How about adding a protein bar, Glucerna bar, something with enough glucose for a low. I use regular 7up. I can deal if it goes too high then. When mine goes low, it's like 35-45. Also, make sure young children can dial 2 numbers, maybe on speed dial. 1st—911 if they are alone with you and you pass out or fall, and a close friend, grandma, daddy—in case you suddenly get sick otherwise and cannot help yourself. The emergency person should know how to take your blood sugar and give insulin.

monkeymama 2010-05-12 17:46:44 -0500 Report

You are exactly right here as well. Great addition here! I put a protein bar and a Adkins chocolate coconut bar in mine. Along with everything here.

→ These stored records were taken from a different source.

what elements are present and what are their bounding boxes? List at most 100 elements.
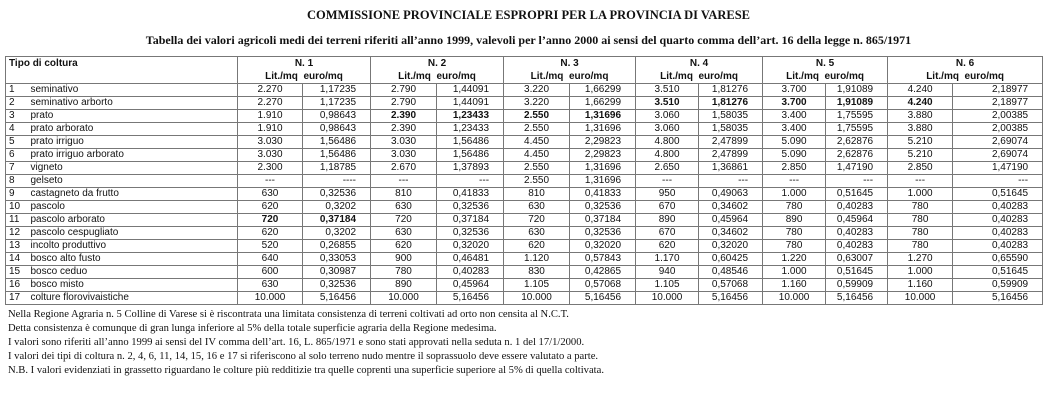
value-lit: ---: [762, 174, 827, 188]
table-row: 1 seminativo 2.270 1,17235 2.790 1,44091 3.220…: [5, 83, 1044, 97]
value-lit: 620: [635, 239, 700, 253]
value-lit: ---: [635, 174, 700, 188]
row-number: 12: [5, 226, 28, 240]
value-lit: 3.220: [503, 83, 571, 97]
value-lit: 1.000: [887, 187, 954, 201]
table-row: 13 incolto produttivo 520 0,26855 620 0,32020…: [5, 239, 1044, 253]
value-euro: 2,62876: [825, 148, 889, 162]
value-euro: 1,91089: [825, 96, 889, 110]
value-lit: 2.550: [503, 109, 571, 123]
value-euro: 1,23433: [436, 122, 505, 136]
value-euro: 0,46481: [436, 252, 505, 266]
value-euro: 0,57068: [569, 278, 637, 292]
value-euro: 1,75595: [825, 109, 889, 123]
value-euro: 2,00385: [952, 109, 1044, 123]
header-region: N. 1 Lit./mq euro/mq: [236, 56, 372, 84]
value-euro: 1,47190: [825, 161, 889, 175]
row-number: 1: [5, 83, 28, 97]
value-lit: 890: [635, 213, 700, 227]
value-lit: 630: [237, 187, 303, 201]
value-euro: 1,66299: [569, 83, 637, 97]
value-euro: 0,57068: [698, 278, 764, 292]
value-lit: 10.000: [762, 291, 827, 305]
crop-type: prato irriguo arborato: [27, 148, 238, 162]
table-row: 12 pascolo cespugliato 620 0,3202 630 0,32536…: [5, 226, 1044, 240]
value-euro: 1,18785: [301, 161, 372, 175]
value-lit: 2.550: [503, 122, 571, 136]
row-number: 4: [5, 122, 28, 136]
value-euro: 0,45964: [698, 213, 764, 227]
value-lit: 1.220: [762, 252, 827, 266]
value-euro: 0,40283: [952, 226, 1044, 240]
document-subtitle: Tabella dei valori agricoli medi dei ter…: [145, 33, 912, 47]
value-euro: 0,45964: [825, 213, 889, 227]
value-euro: 5,16456: [952, 291, 1044, 305]
value-lit: 3.880: [887, 122, 954, 136]
unit-euro: euro/mq: [436, 71, 476, 82]
value-lit: 780: [887, 213, 954, 227]
row-number: 9: [5, 187, 28, 201]
value-lit: 3.030: [370, 135, 438, 149]
value-euro: 2,29823: [569, 135, 637, 149]
value-euro: 2,69074: [952, 148, 1044, 162]
unit-euro: euro/mq: [964, 71, 1004, 82]
value-lit: 1.160: [762, 278, 827, 292]
row-number: 2: [5, 96, 28, 110]
note-line: Nella Regione Agraria n. 5 Colline di Va…: [8, 309, 569, 320]
value-euro: 0,3202: [301, 226, 372, 240]
value-euro: 0,40283: [436, 265, 505, 279]
value-lit: ---: [370, 174, 438, 188]
value-lit: 1.170: [635, 252, 700, 266]
value-lit: 1.000: [762, 187, 827, 201]
unit-lit: Lit./mq: [530, 71, 564, 82]
region-units: Lit./mq euro/mq: [507, 70, 632, 83]
value-lit: 10.000: [237, 291, 303, 305]
value-lit: 3.700: [762, 83, 827, 97]
value-euro: 0,48546: [698, 265, 764, 279]
value-lit: 3.060: [635, 109, 700, 123]
value-lit: 950: [635, 187, 700, 201]
row-number: 14: [5, 252, 28, 266]
value-lit: 10.000: [635, 291, 700, 305]
table-row: 8 gelseto --- ---- --- --- 2.550 1,31696 --- --- -…: [5, 174, 1044, 188]
table-row: 15 bosco ceduo 600 0,30987 780 0,40283 830 0,42…: [5, 265, 1044, 279]
value-lit: 720: [370, 213, 438, 227]
value-lit: 620: [503, 239, 571, 253]
crop-type: incolto produttivo: [27, 239, 238, 253]
value-euro: 0,51645: [952, 187, 1044, 201]
value-lit: 3.400: [762, 122, 827, 136]
header-region: N. 2 Lit./mq euro/mq: [370, 56, 505, 84]
crop-type: seminativo: [27, 83, 238, 97]
value-euro: 1,44091: [436, 96, 505, 110]
header-row: Tipo di coltura N. 1 Lit./mq euro/mq N. 2 Li…: [5, 56, 1044, 84]
row-number: 16: [5, 278, 28, 292]
value-lit: 900: [370, 252, 438, 266]
value-euro: ---: [825, 174, 889, 188]
unit-euro: euro/mq: [303, 71, 343, 82]
value-lit: 1.105: [635, 278, 700, 292]
value-euro: 0,32536: [301, 187, 372, 201]
value-lit: 780: [370, 265, 438, 279]
unit-euro: euro/mq: [568, 71, 609, 82]
region-units: Lit./mq euro/mq: [241, 70, 367, 83]
value-lit: 10.000: [370, 291, 438, 305]
value-euro: 1,58035: [698, 109, 764, 123]
value-lit: 2.650: [635, 161, 700, 175]
value-euro: 1,31696: [569, 122, 637, 136]
value-euro: 2,47899: [698, 148, 764, 162]
value-euro: 2,18977: [952, 83, 1044, 97]
value-lit: 780: [762, 226, 827, 240]
value-euro: 0,98643: [301, 109, 372, 123]
region-units: Lit./mq euro/mq: [891, 70, 1039, 83]
value-lit: 3.030: [237, 148, 303, 162]
value-euro: 0,37184: [436, 213, 505, 227]
table-row: 5 prato irriguo 3.030 1,56486 3.030 1,56486 4.…: [5, 135, 1044, 149]
value-lit: 3.060: [635, 122, 700, 136]
region-units: Lit./mq euro/mq: [639, 70, 759, 83]
value-lit: 4.800: [635, 148, 700, 162]
value-euro: 0,49063: [698, 187, 764, 201]
value-lit: 4.240: [887, 83, 954, 97]
value-euro: 1,23433: [436, 109, 505, 123]
value-lit: 940: [635, 265, 700, 279]
value-euro: 5,16456: [436, 291, 505, 305]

My husband says he believes I take everything but the kitchen sink with me…lol. I've been saved many times having this with me. It has also helped me make sure I don't skip a meal if I am out too long.

Harlen 2010-05-12 11:41:04 -0500 Report

I keep a backup bag with 30 days of every thing I need
Just in case I need it. Things that go bad I switch out as needed.
I hope you all have a backup plan ????
Best wishes

GabbyPA 2010-05-13 05:08:23 -0500 Report

Harlen brings up a good point. Now that you have your kits, know how to use them and have a plan if something happens. I don't just mean a low. If you have to evacuate or your home is damaged, do you have a plan of where to go, what to do? Do you have copies of important papers with an out of state relative or friend? Do you have a meet up plan if something happens when your family is separated?Is there some cash in your bag in-case the power is out and you cannot get to a bank? Do you know where the shelters are and if they offer medical services? Every hurricane season, we get out our papers, update them and make sure our contact numbers and plans are current. It gives us great peace of mind.

monkeymama 2010-05-15 01:10:47 -0500 Report

My husband found a site that goes over the preparation of emergencies like you mentioned. I will have to ask him where to find this. Great point!

GabbyPA 2010-05-15 09:02:37 -0500 Report

Yep, season starts in a couple of weeks so I have to get on my updating this week. good to clean out the cobwebs. LOl

GabbyPA 2010-05-12 08:42:47 -0500 Report

This is a great list. Thank you. Living in hurricane country, I have kits ready, but I have to admit I don't have a sick day kit. I don't get sick often, but when I do it's a doozy, so that would be good to have.
The only caution I would have is keeping things in our cars. My car is in the sun 24/7 and it would ruin the medicines and probably gels. Other items would be just fine, but I keep them in my purse.

monkeymama 2010-05-12 10:27:39 -0500 Report

The option for this issue is find a pouch that can go in and out of your car. I've seen it where they have removable visor pouches for vehicle and it is GREAT for this purpose. Everything at your finger tips when you need it.